DIFF: Though Yoni and Fahed are never truly depicted “at war” on a battlefield, the two are certainly fighting against many things. What are they fighting against?
Fred Ritzenberg: I think Yoni and Fahed are very much “at war.” The war takes place in the refugee camp and on the road to Israel. Lebanon is in the middle of a 15-year civil war. Many factions are fighting one another.
Yoni is the object of Fahed’s anger directed toward the pilot who killed his father in an air raid. He is also at war with the people who make his life so difficult.
His frustration of not being able to return to the ancestral land and being a virtual prisoner in Beirut further fuels the hatred directed toward Yoni — so much so that he shoots the prisoner in the butt. He denies Yoni water when they first meet. He steals a picture of Yoni’s wife and taunts him with his freedom.
The turn is when they stop fighting each other and fight for their survival, which forces a bond between them.
DIFF: Which is more difficult: winning a war or winning hearts and minds?
FR: Zaytoun tells the story of two people with opposing points of view learning to see the other’s perspective. Yoni and Fahed are forced together by circumstances and learn to survive by gaining the trust of one another. That is the reason that Fahed and Yoni were able to walk away from this experience changed.

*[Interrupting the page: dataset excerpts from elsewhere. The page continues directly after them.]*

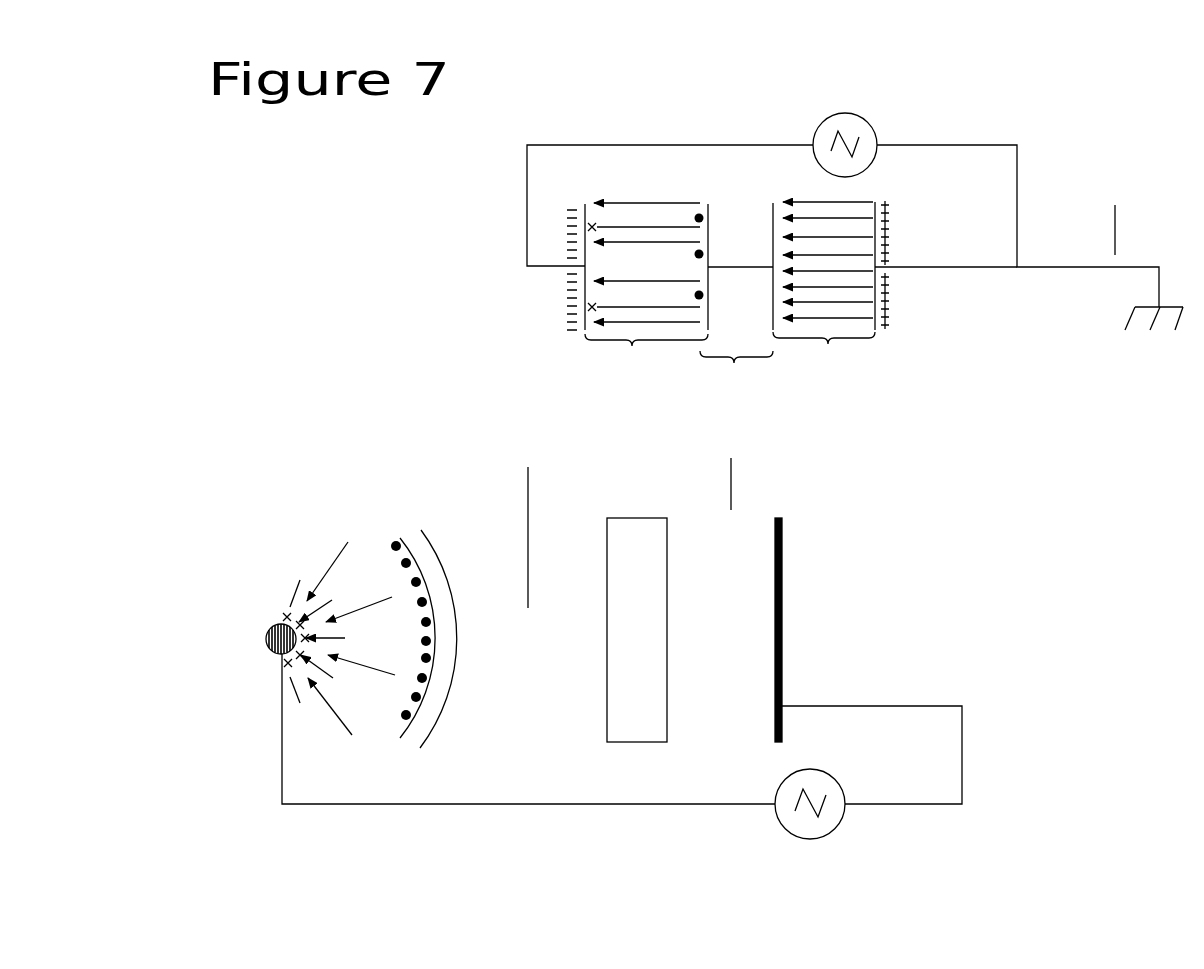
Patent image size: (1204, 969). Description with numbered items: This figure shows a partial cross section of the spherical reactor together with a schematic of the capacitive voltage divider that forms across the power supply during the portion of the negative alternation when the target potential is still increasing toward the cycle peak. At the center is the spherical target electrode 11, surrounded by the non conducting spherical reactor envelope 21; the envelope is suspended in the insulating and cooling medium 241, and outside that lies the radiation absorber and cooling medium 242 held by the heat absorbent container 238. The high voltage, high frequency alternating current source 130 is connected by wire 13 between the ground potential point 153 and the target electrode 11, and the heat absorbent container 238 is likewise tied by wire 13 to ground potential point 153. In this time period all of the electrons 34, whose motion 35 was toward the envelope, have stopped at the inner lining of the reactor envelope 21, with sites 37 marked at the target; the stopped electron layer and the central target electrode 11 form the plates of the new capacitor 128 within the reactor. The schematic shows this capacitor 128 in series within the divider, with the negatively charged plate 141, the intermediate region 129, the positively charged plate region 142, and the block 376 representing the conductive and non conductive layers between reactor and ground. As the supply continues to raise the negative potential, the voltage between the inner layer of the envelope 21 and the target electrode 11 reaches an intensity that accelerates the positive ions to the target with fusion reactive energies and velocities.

The spherical target electrode 11 is at (268, 620).
The wire 13 is at (517, 195).
The spherical reactor envelope 21 is at (432, 530).
The electrons (dots) 34 is at (701, 212).
The electron motion arrows 35 is at (638, 197).
The electron absorption sites (X marks) 37 is at (591, 220).
The new capacitor 128 is at (627, 350).
The intermediate gap region 129 is at (733, 364).
The alternating current source/power supply 130 is at (883, 125).
The negatively charged plate 141 is at (583, 303).
The positively charged plate region 142 is at (828, 350).
The ground potential point 153 is at (1122, 312).
The heat absorbent container 238 is at (779, 510).
The insulating and cooling medium 241 is at (528, 521).
The radiation absorber and cooling medium 242 is at (725, 470).
The insulator block 376 is at (635, 510).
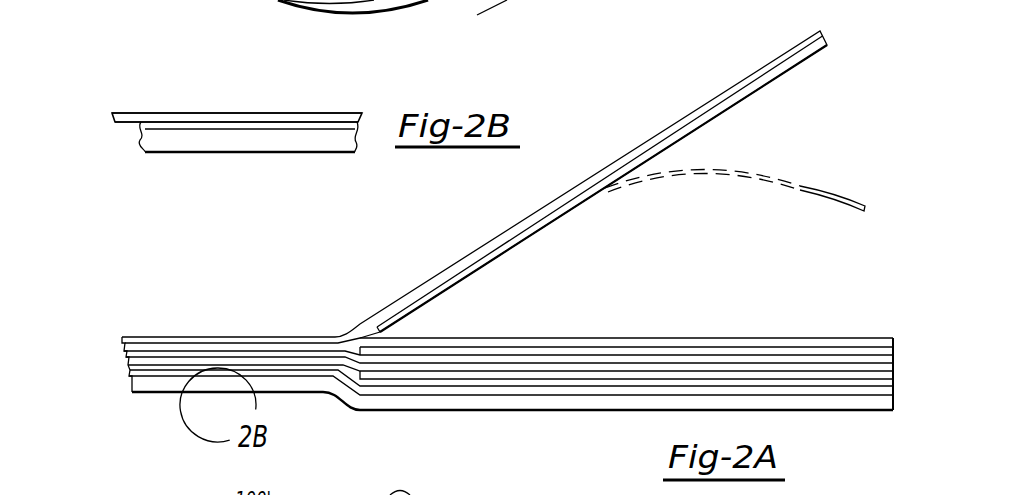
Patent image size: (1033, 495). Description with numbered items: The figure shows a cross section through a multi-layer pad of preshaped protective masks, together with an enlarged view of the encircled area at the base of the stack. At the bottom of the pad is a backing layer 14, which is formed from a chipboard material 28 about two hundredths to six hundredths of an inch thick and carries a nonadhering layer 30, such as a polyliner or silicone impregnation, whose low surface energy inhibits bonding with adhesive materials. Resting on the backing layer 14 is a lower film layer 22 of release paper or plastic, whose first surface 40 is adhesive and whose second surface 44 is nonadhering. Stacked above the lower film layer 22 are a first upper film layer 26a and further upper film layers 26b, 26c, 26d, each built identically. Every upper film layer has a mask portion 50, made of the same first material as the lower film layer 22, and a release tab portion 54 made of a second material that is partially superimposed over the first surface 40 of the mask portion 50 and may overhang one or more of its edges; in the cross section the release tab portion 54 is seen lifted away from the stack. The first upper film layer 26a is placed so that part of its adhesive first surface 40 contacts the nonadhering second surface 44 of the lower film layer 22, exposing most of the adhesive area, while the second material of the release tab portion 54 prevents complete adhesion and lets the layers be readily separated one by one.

In FIG. 2B, the backing layer 14 is at (342, 8).
In FIG. 2A, the backing layer 14 is at (165, 388).
In FIG. 2B, the lower film layer 22 is at (221, 113).
In FIG. 2A, the lower film layer 22 is at (128, 373).
In FIG. 2A, the first upper film layer 26a is at (123, 365).
In FIG. 2A, the upper film layer 26b is at (126, 351).
In FIG. 2A, the upper film layer 26c is at (122, 343).
In FIG. 2A, the upper film layer 26d is at (137, 337).
In FIG. 2B, the chipboard material 28 is at (268, 140).
In FIG. 2B, the nonadhering layer 30 is at (238, 123).
In FIG. 2B, the first surface 40 is at (128, 122).
In FIG. 2B, the second surface 44 is at (130, 113).
In FIG. 2A, the mask portion 50 is at (386, 303).
In FIG. 2A, the release tab portion 54 is at (566, 226).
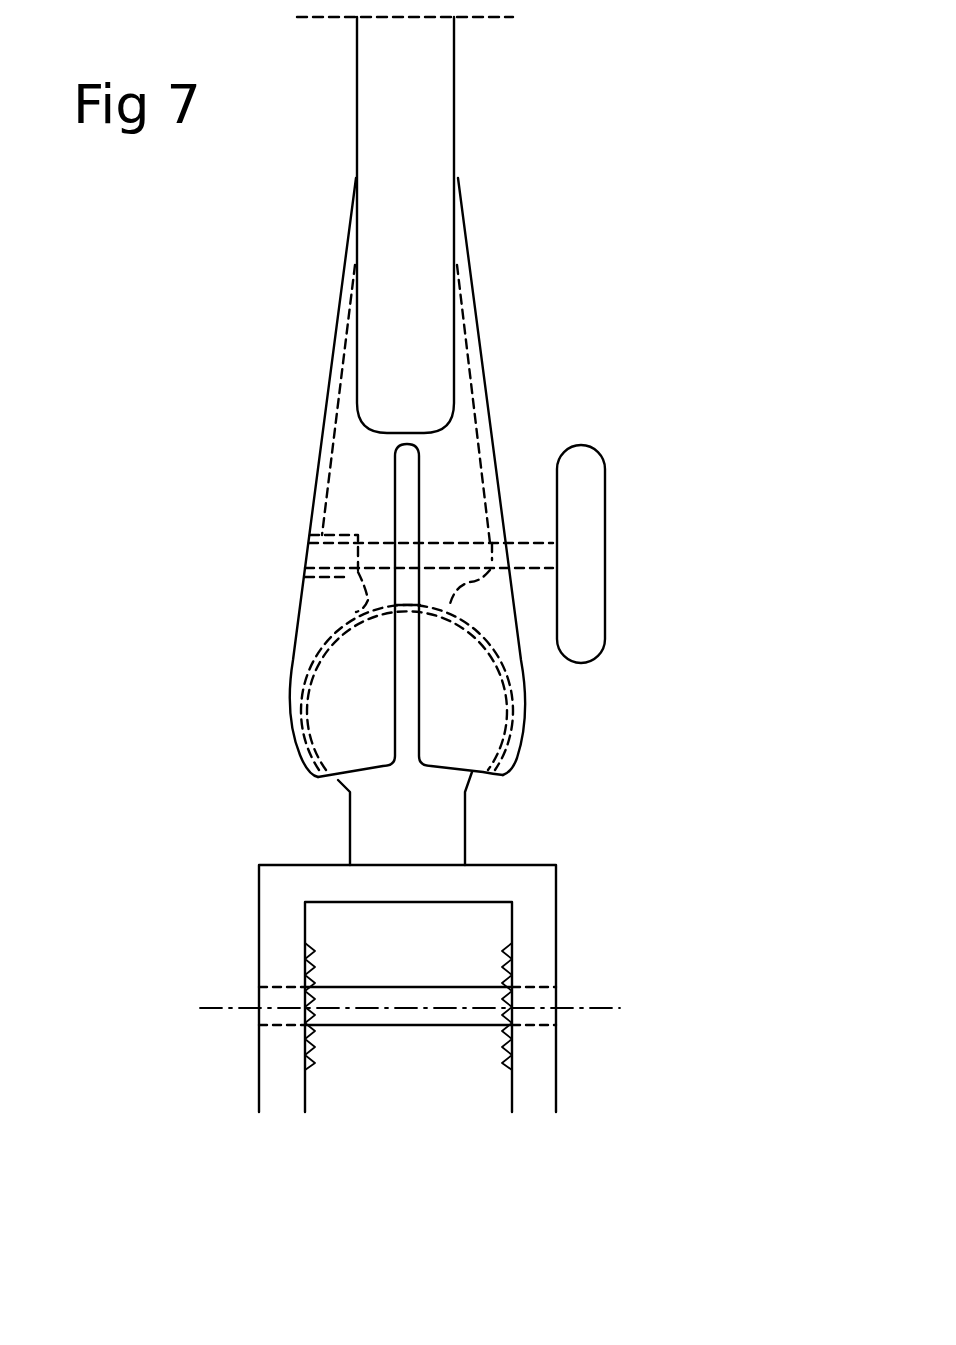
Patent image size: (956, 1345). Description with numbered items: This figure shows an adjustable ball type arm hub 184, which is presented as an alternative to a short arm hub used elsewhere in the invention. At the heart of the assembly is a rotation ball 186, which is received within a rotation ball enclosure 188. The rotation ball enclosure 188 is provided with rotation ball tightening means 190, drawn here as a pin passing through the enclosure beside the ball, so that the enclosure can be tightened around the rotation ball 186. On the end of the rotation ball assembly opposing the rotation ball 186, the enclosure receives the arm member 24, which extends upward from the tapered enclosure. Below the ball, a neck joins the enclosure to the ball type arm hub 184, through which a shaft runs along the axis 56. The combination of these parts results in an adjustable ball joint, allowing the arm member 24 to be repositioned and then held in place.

The arm member 24 is at (418, 155).
The rotation ball enclosure 188 is at (483, 330).
The rotation ball tightening means 190 is at (538, 557).
The rotation ball 186 is at (453, 705).
The ball type arm hub 184 is at (533, 900).
The axis 56 is at (597, 1015).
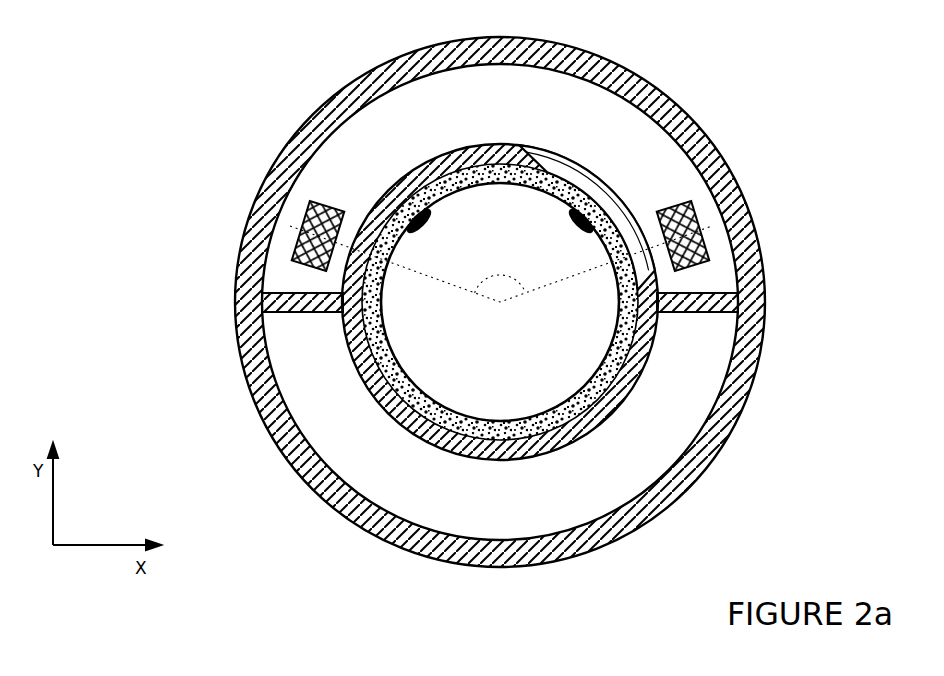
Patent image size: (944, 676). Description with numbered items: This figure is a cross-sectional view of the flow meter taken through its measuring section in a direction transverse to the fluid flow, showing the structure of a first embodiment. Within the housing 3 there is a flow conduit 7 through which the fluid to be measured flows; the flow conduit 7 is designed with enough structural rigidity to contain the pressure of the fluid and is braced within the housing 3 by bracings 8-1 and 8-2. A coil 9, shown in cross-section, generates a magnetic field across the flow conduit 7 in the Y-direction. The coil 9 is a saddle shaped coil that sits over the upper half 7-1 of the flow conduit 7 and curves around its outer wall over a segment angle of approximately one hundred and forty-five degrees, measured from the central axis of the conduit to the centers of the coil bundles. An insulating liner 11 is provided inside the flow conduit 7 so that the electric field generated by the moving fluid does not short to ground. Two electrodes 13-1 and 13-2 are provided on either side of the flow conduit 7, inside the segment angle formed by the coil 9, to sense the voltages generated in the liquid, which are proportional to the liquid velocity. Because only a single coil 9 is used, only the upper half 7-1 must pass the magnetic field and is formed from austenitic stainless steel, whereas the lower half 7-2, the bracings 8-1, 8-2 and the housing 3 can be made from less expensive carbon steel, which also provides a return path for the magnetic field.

The housing 3 is at (695, 113).
The flow conduit 7 is at (500, 305).
The upper half of the flow conduit 7-1 is at (567, 153).
The lower half of the flow conduit 7-2 is at (560, 447).
The bracing 8-1 is at (292, 313).
The bracing 8-2 is at (697, 312).
The coil 9 is at (333, 206).
The insulating liner 11 is at (487, 421).
The electrode 13-1 is at (424, 226).
The electrode 13-2 is at (575, 226).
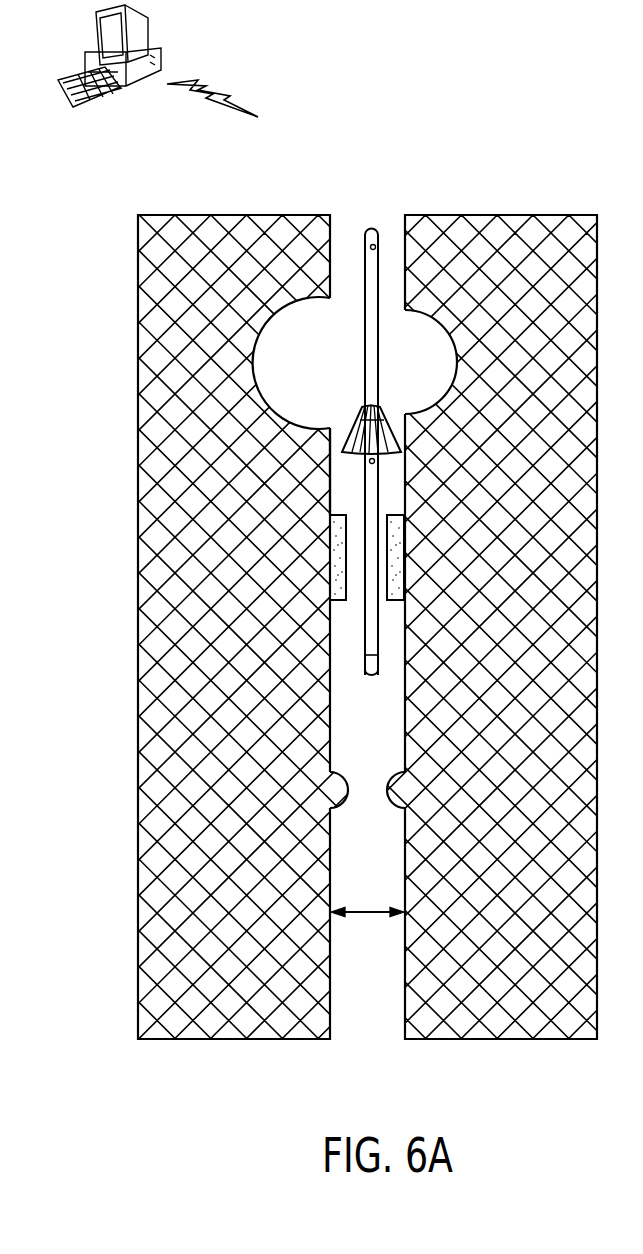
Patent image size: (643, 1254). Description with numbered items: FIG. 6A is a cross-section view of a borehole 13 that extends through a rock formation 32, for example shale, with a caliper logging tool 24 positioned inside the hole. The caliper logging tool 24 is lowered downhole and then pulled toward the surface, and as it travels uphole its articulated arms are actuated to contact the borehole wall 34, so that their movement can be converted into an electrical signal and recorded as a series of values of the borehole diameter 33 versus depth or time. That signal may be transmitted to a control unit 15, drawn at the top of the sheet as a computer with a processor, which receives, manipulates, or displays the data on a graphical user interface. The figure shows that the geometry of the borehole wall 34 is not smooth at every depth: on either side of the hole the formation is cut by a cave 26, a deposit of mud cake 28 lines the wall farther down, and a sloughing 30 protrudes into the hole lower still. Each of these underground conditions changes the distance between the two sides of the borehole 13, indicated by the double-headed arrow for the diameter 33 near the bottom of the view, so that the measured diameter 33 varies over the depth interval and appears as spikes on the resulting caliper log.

The borehole 13 is at (348, 228).
The control unit 15 is at (96, 31).
The caliper logging tool 24 is at (380, 502).
The cave 26 is at (252, 366).
The mud cake 28 is at (333, 555).
The sloughing 30 is at (330, 790).
The rock formation 32 is at (138, 255).
The borehole diameter 33 is at (364, 914).
The borehole wall 34 is at (327, 430).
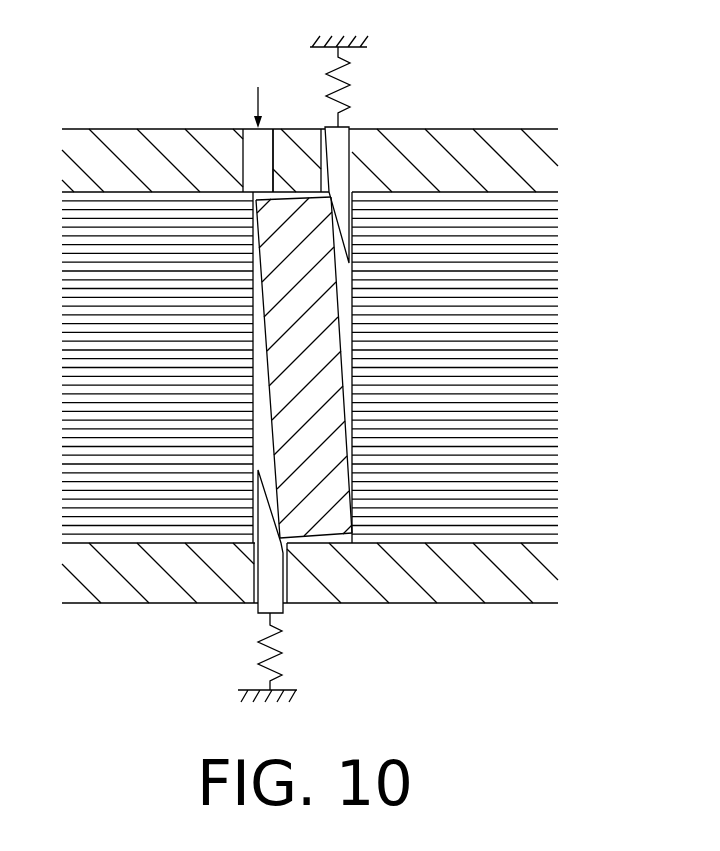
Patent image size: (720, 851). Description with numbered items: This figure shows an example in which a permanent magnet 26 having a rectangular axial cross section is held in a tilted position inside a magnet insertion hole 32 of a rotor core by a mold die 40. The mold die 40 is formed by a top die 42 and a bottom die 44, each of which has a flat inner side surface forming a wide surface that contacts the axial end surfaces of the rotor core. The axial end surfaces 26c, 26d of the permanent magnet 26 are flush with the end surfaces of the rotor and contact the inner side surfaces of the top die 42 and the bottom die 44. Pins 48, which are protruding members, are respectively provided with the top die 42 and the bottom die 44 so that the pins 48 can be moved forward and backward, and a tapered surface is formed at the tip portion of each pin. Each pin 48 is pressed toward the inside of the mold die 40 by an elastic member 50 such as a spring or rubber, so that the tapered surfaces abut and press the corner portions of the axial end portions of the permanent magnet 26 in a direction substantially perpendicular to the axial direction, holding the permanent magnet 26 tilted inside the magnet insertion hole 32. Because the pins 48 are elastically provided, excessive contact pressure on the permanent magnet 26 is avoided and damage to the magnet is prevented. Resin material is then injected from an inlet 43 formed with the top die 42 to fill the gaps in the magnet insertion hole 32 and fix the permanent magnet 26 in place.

The permanent magnet 26 is at (273, 362).
The axial end surface of permanent magnet 26c is at (292, 195).
The axial end surface of permanent magnet 26d is at (331, 537).
The magnet insertion hole 32 is at (253, 457).
The mold die 40 is at (511, 126).
The top die 42 is at (462, 129).
The inlet 43 is at (251, 165).
The bottom die 44 is at (455, 603).
The pin 48 is at (350, 128).
The elastic member 50 is at (333, 72).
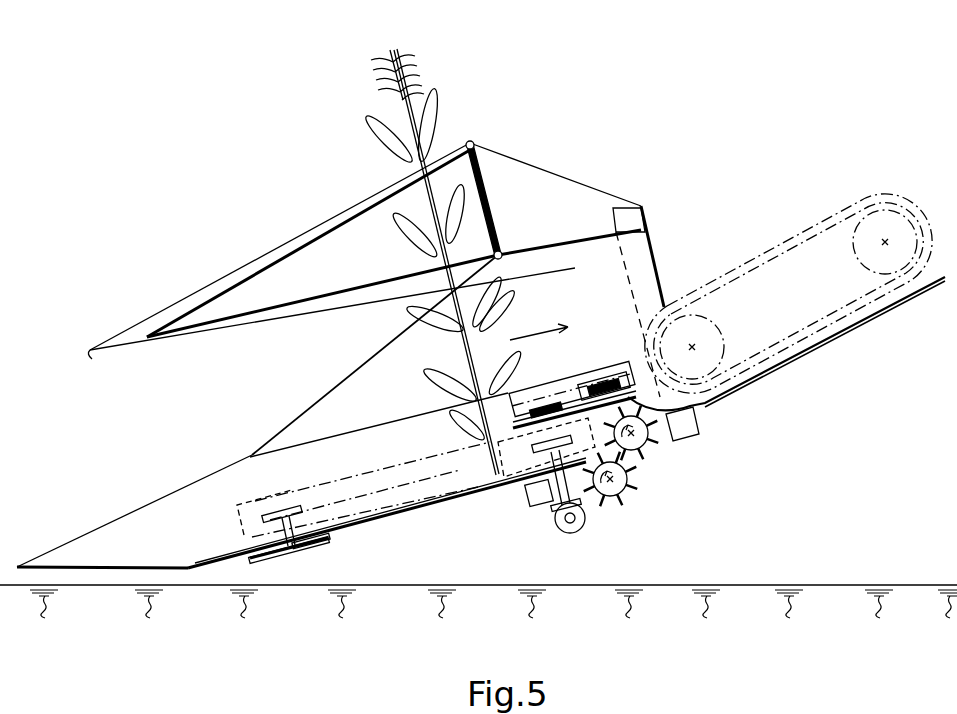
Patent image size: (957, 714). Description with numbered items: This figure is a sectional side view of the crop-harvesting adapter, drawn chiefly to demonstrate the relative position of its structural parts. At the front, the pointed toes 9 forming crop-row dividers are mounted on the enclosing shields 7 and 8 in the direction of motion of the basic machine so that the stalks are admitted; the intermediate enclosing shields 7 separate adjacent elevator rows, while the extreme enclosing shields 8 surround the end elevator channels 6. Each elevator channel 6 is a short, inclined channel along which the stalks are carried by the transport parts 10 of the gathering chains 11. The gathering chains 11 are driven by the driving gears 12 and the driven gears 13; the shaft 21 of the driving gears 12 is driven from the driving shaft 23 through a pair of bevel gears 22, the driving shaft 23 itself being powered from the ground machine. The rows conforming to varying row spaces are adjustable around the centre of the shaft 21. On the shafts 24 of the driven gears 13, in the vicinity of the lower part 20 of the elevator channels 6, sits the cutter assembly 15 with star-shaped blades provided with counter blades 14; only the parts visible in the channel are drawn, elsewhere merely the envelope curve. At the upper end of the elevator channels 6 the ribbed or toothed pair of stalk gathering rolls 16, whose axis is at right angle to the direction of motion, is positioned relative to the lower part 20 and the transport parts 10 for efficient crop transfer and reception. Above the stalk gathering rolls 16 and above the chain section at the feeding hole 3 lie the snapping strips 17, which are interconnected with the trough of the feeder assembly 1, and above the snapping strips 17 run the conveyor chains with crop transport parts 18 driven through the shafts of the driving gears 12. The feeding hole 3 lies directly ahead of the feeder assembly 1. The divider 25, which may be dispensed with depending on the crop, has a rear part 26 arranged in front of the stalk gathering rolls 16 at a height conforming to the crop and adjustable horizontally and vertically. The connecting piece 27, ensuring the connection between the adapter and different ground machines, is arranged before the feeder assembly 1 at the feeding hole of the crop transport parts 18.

They won the hearts and minds of one another, which gives us hope. Sadly, the war escalates at the end of the story.
DIFF: What do Yoni and Fahed see in each other that allows them to overcome their roles as enemies?
FR: Yoni first sees Fahed as an impulsive, temperamental and dangerous boy who will eventually become a terrorist. Fahed sees Yoni as the pilot responsible for killing his father in an air raid. He sees him as a coward and the enemy.
Yoni and Fahed share a similar experience but aren’t aware of it until the end of the story: the tragedy of losing a father during war. This parallel story binds them in ways they don’t fully understand until the end of the film. They share a similar story but with opposite sides.